Exit Rule: Time-Based Exit
Max Duration: 5
Unit: Bars
Condition: Always
Market Hours Only: Yes
Indicator-Based Exit
Overview
The Indicator-Based Exit rule closes a position when a technical indicator reaches a specified condition. This is similar in structure to an entry rule but is evaluated only while a position is open. You can use any of the indicators available in the platform — RSI, MACD, Stochastic, Bollinger Bands, and more — to define exit conditions based on momentum exhaustion, trend reversal signals, or volatility changes.
Key Parameters
| Parameter | Description | Default | Range |
|---|---|---|---|
| Indicator | The technical indicator to evaluate (RSI, MACD, Stochastic, Bollinger Bands, etc.) | RSI | — |
| Indicator Parameters | Configuration specific to the selected indicator (period, levels, etc.) | Varies | Varies |
| Exit Condition | The condition that triggers the exit (crosses above/below a level, changes direction, etc.) | Crosses Above | — |
| Apply To | Long positions only, Short positions only, or Both | Both | — |
Typical Use Case
A common indicator-based exit uses the RSI reaching overbought territory (above 70) to exit long positions, capturing profit as momentum wanes. For short positions, the exit triggers when RSI drops below 30. This approach allows profitable trades to run until the indicator signals that the move is exhausting, rather than using a fixed profit target that may leave gains on the table.
Opposite Signal Exit
Overview
The Opposite Signal Exit rule closes a position when the strategy's entry rules generate a signal in the opposite direction. If you are in a long position and the entry logic produces a short signal, the long position is closed (and optionally reversed into a short position). This rule effectively makes your strategy "always in the market" by flipping between long and short positions as conditions change.
Key Parameters
| Parameter | Description | Default | Range |
|---|---|---|---|
| Reverse Position | Automatically open a position in the opposite direction after closing | No | — |
| Signal Source | Which entry rule(s) to monitor for opposite signals | All Entry Rules | — |
| Require All Signals | Require all specified entry rules to confirm the opposite direction | Yes | — |
Typical Use Case
The Opposite Signal Exit is natural for trend-following strategies based on Moving Average Crossovers. When the fast MA crosses below the slow MA, any open long position is closed. With the Reverse Position parameter enabled, the strategy simultaneously opens a short position, staying continuously aligned with the prevailing trend direction.
When using the Opposite Signal Exit as your primary exit mechanism, always include a stop loss as well.
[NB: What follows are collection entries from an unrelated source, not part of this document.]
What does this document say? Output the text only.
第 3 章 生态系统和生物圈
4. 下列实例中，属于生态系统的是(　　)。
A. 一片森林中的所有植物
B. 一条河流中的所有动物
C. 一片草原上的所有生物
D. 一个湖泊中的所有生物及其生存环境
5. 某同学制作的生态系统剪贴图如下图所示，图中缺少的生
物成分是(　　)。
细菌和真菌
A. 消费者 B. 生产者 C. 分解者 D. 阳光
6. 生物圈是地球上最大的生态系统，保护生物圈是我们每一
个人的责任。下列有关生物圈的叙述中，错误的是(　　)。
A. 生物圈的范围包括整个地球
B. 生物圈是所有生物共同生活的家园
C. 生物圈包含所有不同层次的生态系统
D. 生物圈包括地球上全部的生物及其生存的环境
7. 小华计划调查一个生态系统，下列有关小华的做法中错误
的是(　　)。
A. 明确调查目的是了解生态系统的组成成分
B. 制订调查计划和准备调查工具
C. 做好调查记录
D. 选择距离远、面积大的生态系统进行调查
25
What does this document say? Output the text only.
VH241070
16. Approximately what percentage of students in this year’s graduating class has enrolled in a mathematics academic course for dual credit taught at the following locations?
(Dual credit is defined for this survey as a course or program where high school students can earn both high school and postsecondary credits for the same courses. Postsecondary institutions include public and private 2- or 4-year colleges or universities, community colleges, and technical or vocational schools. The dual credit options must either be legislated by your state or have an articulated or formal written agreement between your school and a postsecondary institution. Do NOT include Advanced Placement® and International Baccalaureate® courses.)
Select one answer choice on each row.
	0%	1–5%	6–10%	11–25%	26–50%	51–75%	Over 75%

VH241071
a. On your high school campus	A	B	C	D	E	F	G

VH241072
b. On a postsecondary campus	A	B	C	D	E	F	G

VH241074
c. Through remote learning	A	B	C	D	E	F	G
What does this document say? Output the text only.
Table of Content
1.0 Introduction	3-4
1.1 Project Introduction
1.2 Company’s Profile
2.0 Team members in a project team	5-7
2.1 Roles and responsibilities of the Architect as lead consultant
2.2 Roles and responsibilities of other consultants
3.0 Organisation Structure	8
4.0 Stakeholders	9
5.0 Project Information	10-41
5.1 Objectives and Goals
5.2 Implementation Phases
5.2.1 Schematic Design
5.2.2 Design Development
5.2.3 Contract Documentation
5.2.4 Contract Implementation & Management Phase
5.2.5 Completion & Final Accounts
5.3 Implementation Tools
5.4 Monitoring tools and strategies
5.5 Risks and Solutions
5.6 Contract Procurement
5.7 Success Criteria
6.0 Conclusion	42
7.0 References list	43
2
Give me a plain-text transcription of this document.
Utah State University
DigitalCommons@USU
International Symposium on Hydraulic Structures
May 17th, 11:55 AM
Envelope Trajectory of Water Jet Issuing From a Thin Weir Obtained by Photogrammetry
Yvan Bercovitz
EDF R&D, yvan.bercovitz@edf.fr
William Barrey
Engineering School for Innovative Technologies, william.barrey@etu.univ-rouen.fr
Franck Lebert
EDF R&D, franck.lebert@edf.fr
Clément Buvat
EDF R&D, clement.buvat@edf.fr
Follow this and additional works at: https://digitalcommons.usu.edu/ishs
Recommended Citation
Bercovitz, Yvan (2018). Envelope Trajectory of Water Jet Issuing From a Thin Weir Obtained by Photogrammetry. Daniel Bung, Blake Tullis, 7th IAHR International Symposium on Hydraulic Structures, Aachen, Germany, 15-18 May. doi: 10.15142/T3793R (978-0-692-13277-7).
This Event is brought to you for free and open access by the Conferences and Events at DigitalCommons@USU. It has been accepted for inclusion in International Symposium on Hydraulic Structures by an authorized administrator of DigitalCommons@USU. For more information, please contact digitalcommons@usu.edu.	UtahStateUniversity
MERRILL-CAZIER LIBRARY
The opposite signal may take time to trigger, and without a stop loss, a fast adverse move could result in a larger loss than anticipated.
Combining Exit Rules
Most robust strategies use multiple exit rules working together. A common combination includes:
- Stop Loss (ATR-based or fixed) — Protects against adverse moves and defines the maximum risk per trade.
- Take Profit (ratio-based) — Captures gains at a predetermined reward-to-risk level.
- Trailing Stop — Activates after the take profit captures a partial position, letting the remaining position run with the trend.
- Time-Based Exit — Closes any position that has not reached a stop or target within the expected timeframe.
Exit Strategy Example:
1. ATR Stop Loss: 2x ATR(14), trailing
2. Ratio Take Profit: 2:1 R:R, partial close 50%
3. Trailing Stop: 1.5x ATR, activates at 1:1 R:R
4. Time Exit: 10 bars maximum hold
Use Arconomy's Trade Analysis tools to review how each exit rule performed across your backtest. The Event-Level Replay shows exactly which rule closed each trade, helping you fine-tune your exit strategy.